ST. LOUIS, Mo. (KMOX) - Normandy school parents applaud the board’s decision Thursday night to go delinquent on $1.3 million worth of tuition payments to 14 other districts that have taken in transfers students.

Board President William Humphrey told KMOX the surprise 3-2 vote not to pay their tuition bills is more a statement than anything else. He also believes Francis-Howell and other districts will still get paid.

“We have been placed on a playing-field that is not level and is not fair,” he said.

“For that reason I could not continue to support that vote knowing that it is going to make it extremely difficult for us to deliver the free public access to education,” he added.

A Normandy district spokesperson told KMOX in the middle of September the district was facing a pending financial crisis. Normandy Assistant Superintendent Mick Willis said the district had about $9.5 million in its rainy-day-fund, but if things continued to go the way they were going, tuition payments would top $12 million by the end of this school year.

Missouri State Board of Education officials have proposed an additional $6.8 million to help the unaccredited district with its bills. Missouri Gov. Jay Nixon and the Missouri Legislature still need to approve the education budget.

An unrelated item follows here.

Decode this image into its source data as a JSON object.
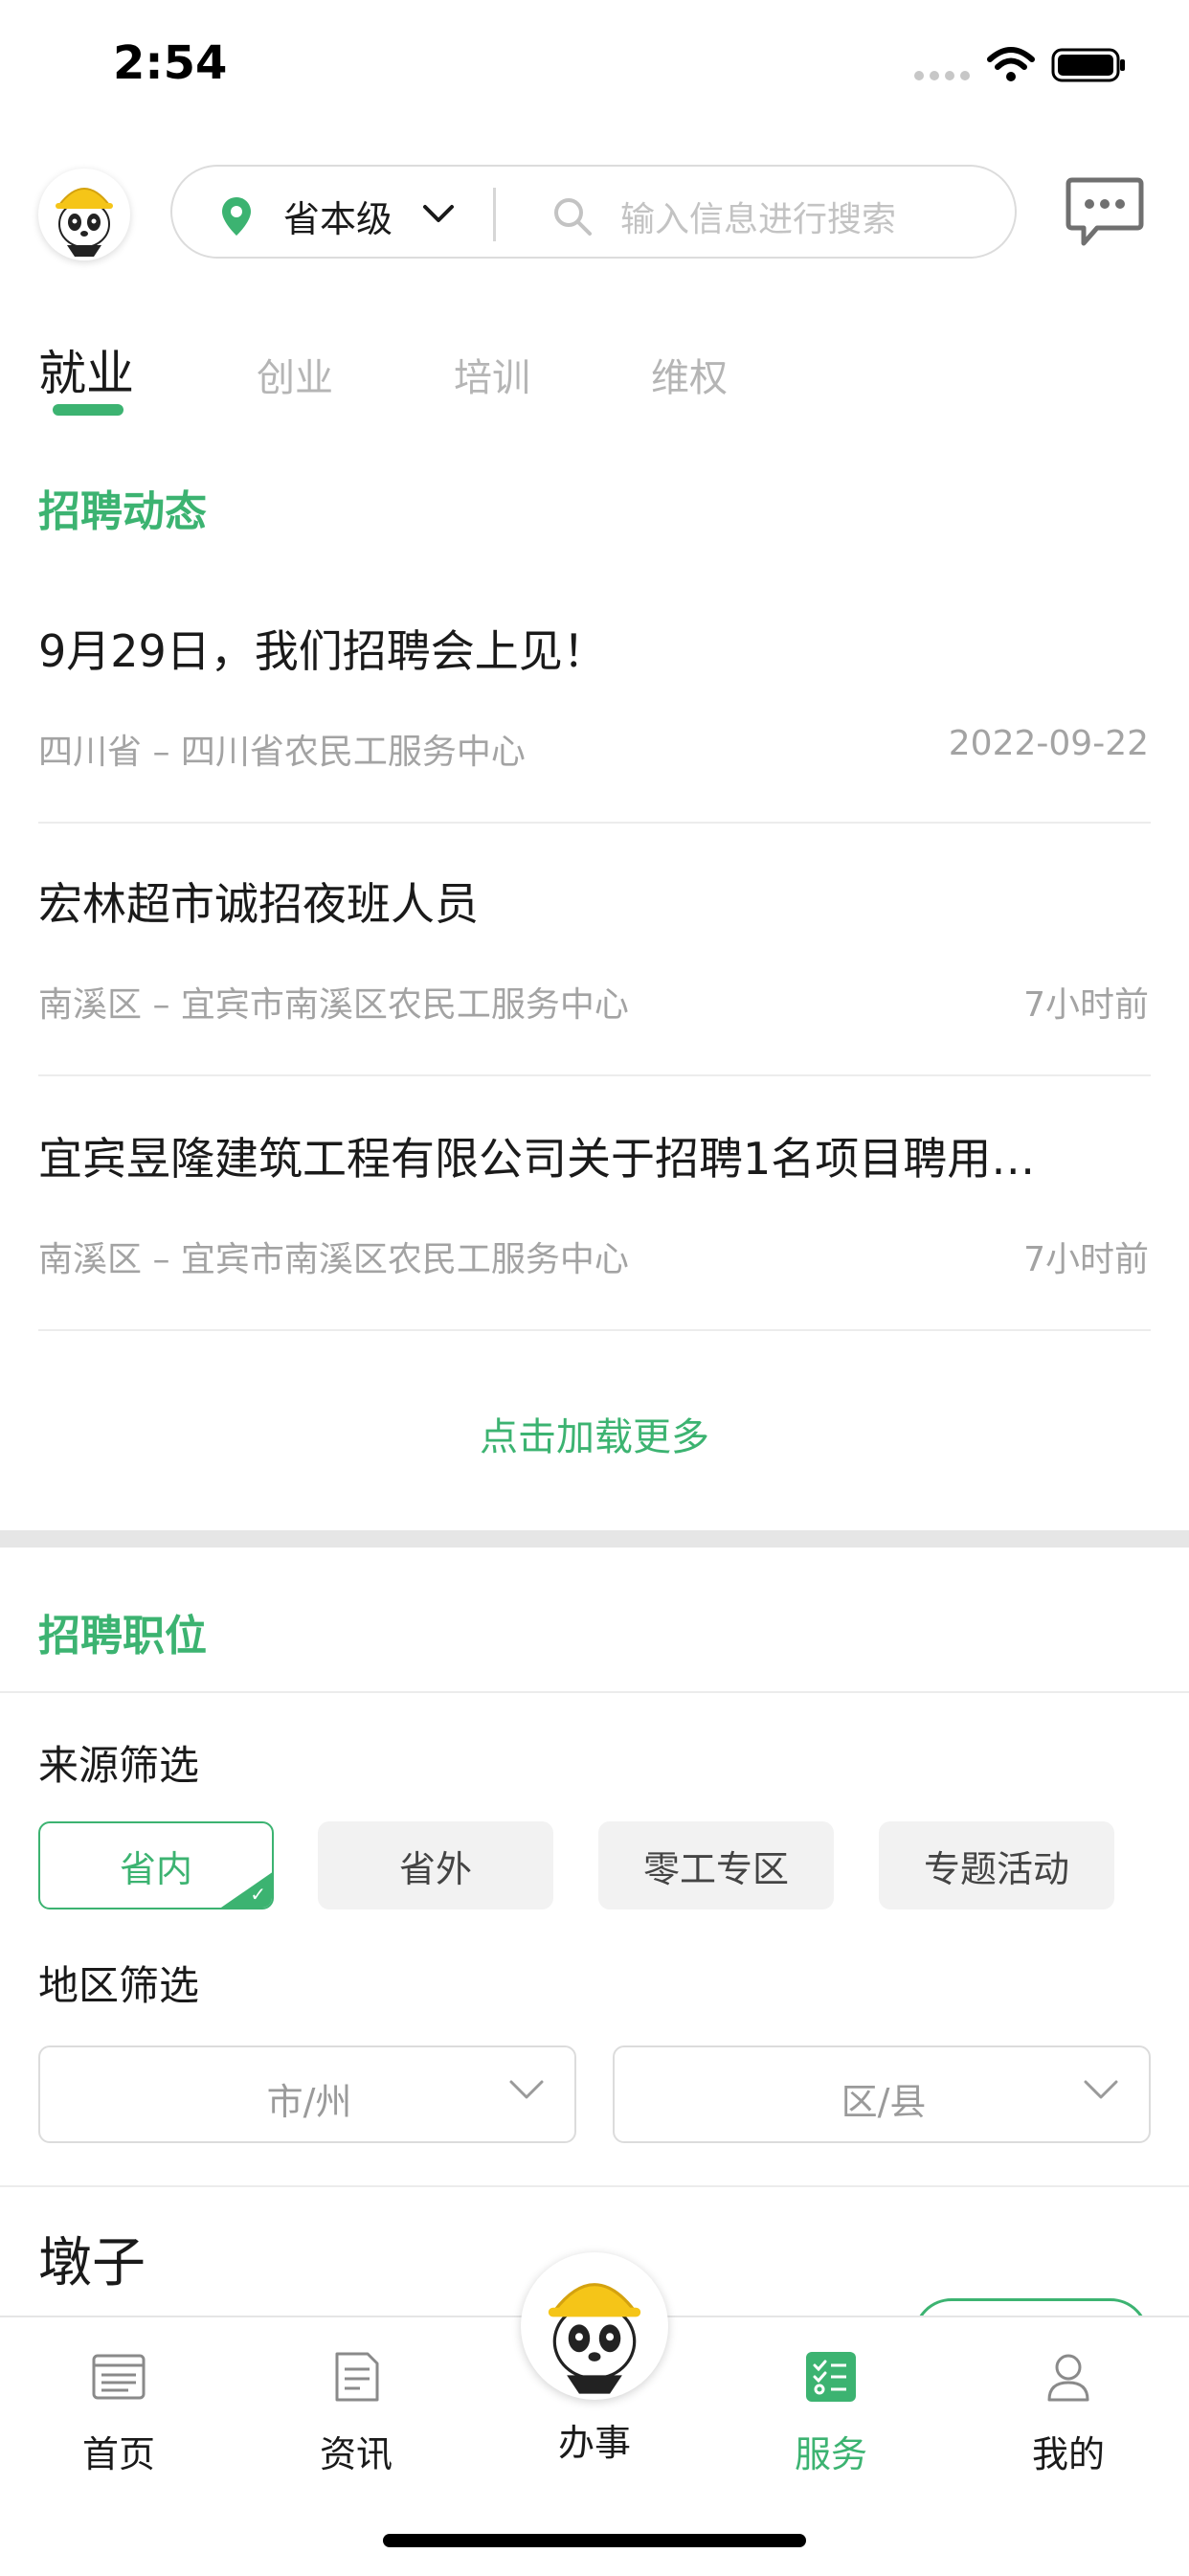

“When a school district runs out of money, they dissolve and students are actually reassigned to other districts,” Missouri Department of Elementary and Secondary Education Communications Director Sarah Potter said. “So that’s what we would be looking at if we did not receive additional funding for Normandy.”

Also last night the Normandy School Board approved a plan to avoid bankrupting the district. Board members decided to close Bel-Nor Elementary School and layoff 103 employees, mostly teachers. The cuts and the school closing are scheduled to take effect Dec. 20th.

“The first thing that we’re concerned about is making certain that the Normandy School District has a fair chance to operate, to achieve accreditation,” Humphrey said.

Consultants hired to create a plan to help unaccredited schools are slated to submit that plan by January of 2014.